Hab hier mal den Code vom Servlet1, sieht also so aus:


```
Servlet1:

public void doGet (.......
BeanClass myBean = new BeanClass();   // Beaninstanz
HttpSession session = request.getSession(true);
session.setAttribute("beanid", myBean);
RequestDispatcher disp = getServletContext().getRequestDispatcher("/webapp/servlet2");  // leite an Servlet weiter
disp.forward (request, response);

}
```

Nun möchte ich im Servlet2 Zugriff auf das Bean "myBean" haben. Wie komme ich dort nun (doGet, doPost ?) ran?


----------



## foobar (20. Nov 2004)

```
public void doPost(HttpservletRequest req, HttpServletResponse) throws ServletException, IOException
{
   BeanClass bean = (BeanClass)req.getAttribute("beanid");
}
```


----------



## Tec (20. Nov 2004)

Super das wars, danke dir vielmals!


----------



## Tec (22. Nov 2004)

So hab nun ein neues Problem. Mein schönes Bean wird wunderbar übertragen nur existieren die Daten da drinnen auch für andere Clients welche auf die Seite zugreifen.
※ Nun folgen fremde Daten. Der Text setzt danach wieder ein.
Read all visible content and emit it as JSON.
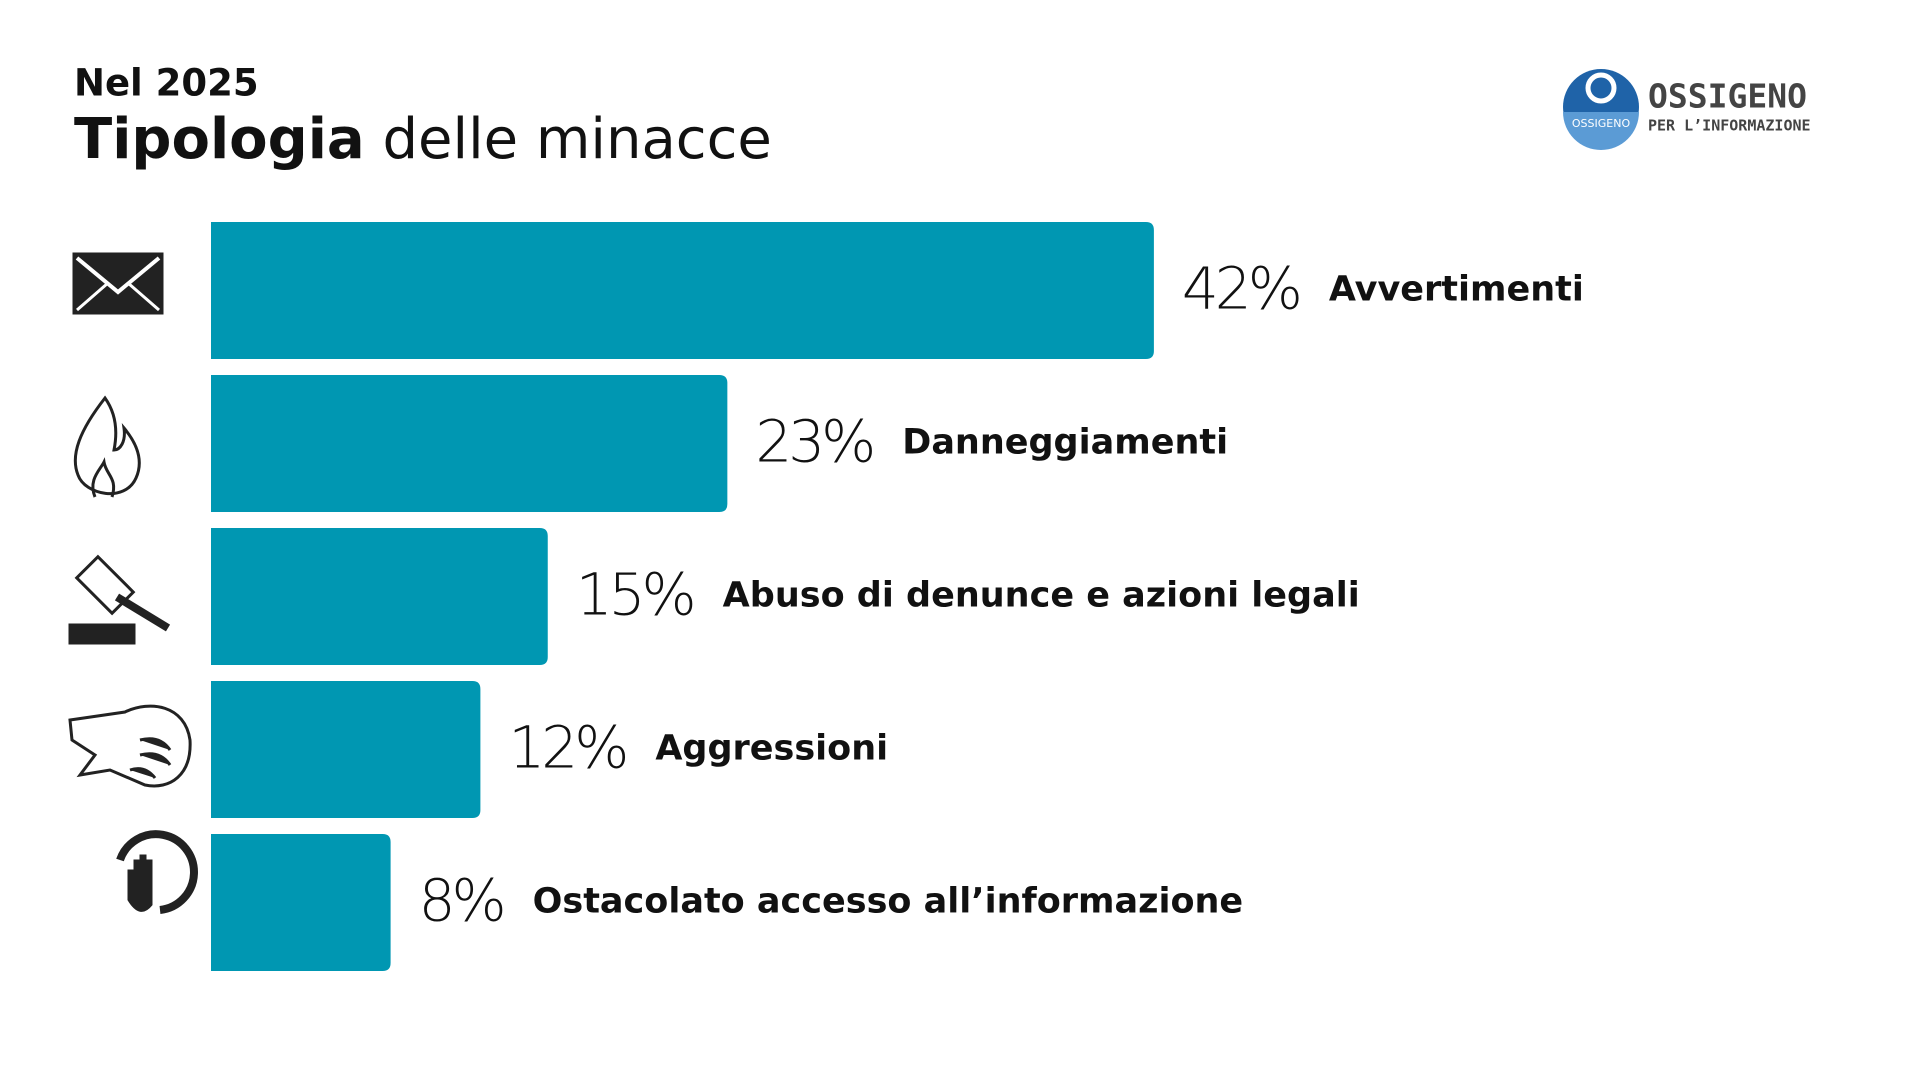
{
  "chart_data": {
    "type": "bar",
    "orientation": "horizontal",
    "subtitle": "Nel 2025",
    "title": "Tipologia delle minacce",
    "categories": [
      "Avvertimenti",
      "Danneggiamenti",
      "Abuso di denunce e azioni legali",
      "Aggressioni",
      "Ostacolato accesso all’informazione"
    ],
    "values": [
      42,
      23,
      15,
      12,
      8
    ],
    "value_labels": [
      "42%",
      "23%",
      "15%",
      "12%",
      "8%"
    ],
    "color": "#0097b2",
    "logo": {
      "name": "OSSIGENO",
      "tagline": "PER L’INFORMAZIONE",
      "badge": "OSSIGENO"
    }
  }
}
Statt ein neues leeres Bean zu erzeugen wenn ein anderer Client zugreift, nimmt er das erste erzeugte Bean. Woran liegts?


----------



## foobar (22. Nov 2004)

Du kannst die Bean auch an die Session binden:

```
public void doPost(HttpservletRequest req, HttpServletResponse) throws ServletException, IOException
{
   BeanClass bean = (BeanClass)req.getSession().getAttribute("beanid");
}
```


----------



## Tec (23. Nov 2004)

Danke schön für die Hilfe, ich habs nun mit folgendem Code in den Griff bekommen:


```
HttpSession session = request.getSession(true);
Bean myBean = (Bean) session.getAttribute("beanid");
if (myBean == null)
  myBean = new Bean();

session.setAttribute("beanid",myBean);
```

Somit können andere Clients nicht auf dieselben Daten zugreifen. Das war ein hauptproblem, ein Client erzeugt ein Bean und füllt dieses mit Daten, der andere Client greift auch auf die Seite zu und bekommt genau die Daten des Beans ab.


----------



## Bleiglanz (24. Nov 2004)

> Somit können andere Clients nicht auf dieselben Daten zugreifen. Das war ein hauptproblem, ein Client erzeugt ein Bean und füllt dieses mit Daten, der andere Client greift auch auf die Seite zu und bekommt genau die Daten des Beans ab.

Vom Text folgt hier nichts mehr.